Was passiert nur, ...wenn gleich die Person vor mir steht, die mir ein paar Tage zuvor schallende Ohrfeigen verabreicht hat? Ich lauschte mit Bangen auf die Geräusche, die vom Flur der Wohnung zu vernehmen waren. Was ich hören konnte, das waren jedoch nicht die Trittgeräusche, die von forsch auftretenden Pumps verursacht werden, wie sie Frau H. gewöhnlich trug. Es öffnete der Ehemann von Frau H., der sofort einen freundlichen Eindruck vermittelte, ein hochgewachsener hagerer Mann, der mir etwas versonnen zu sein schien. Aha, da kommt ja die Ziegenmilch, sagte er mit einem Lächeln auf dem Gesicht und nahm mir die kleine Milchkanne ab.

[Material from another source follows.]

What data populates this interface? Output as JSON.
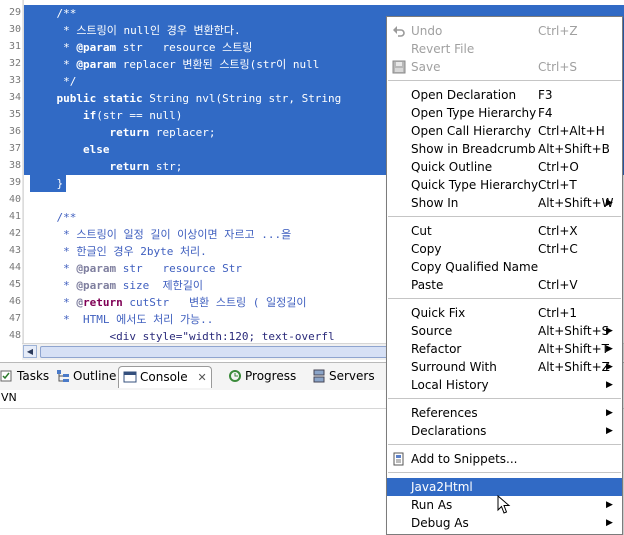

Er verschwand mit meinem Milchbehältnis, indem er wie beiläufig seine Hosenträger in die richtige Form brachte. Währenddessen verschwand Herr H. in der kleinen Küche, um ein passendes Gefäss zu finden, was mit vielen Geräuschen verbunden war. Es machte den Anschein, als würde der gesamte Geschirrberg auf der Spüle in der Küche umgestapelt. Ich lauschte an der Tür stehend, angespannt in den schmalen Korridor hinein, ob ich wohl eine weitere Person ausmachen konnte. Frau H. schien offenbar nicht anwesend zu sein, sodass sich der Ehegatte umständlich um die Aufbewahrung der Milch kümmern musste. Unterdessen wünschte ich insgeheim, dass nicht doch noch Frau H. erscheinen würde, was sich dann auch so ergab. Zu meiner grössten Zufriedenheit war es an allen folgenden Tagen der Milchlieferung so, dass ich mit der Gegenwart
der Ehefrau, die mir schallende Ohrfeigen verabreicht hatte, nie konfrontiert wurde. Ich hatte Ohrfeigen für einen Lacher bekommen und Frau H. bekam nun täglich ihre Ziegenmilch gegen Blutarmut.
In allen weiteren Religionstunden liess ich mich nie wieder zu einer Ungehörigkeit hinreissen.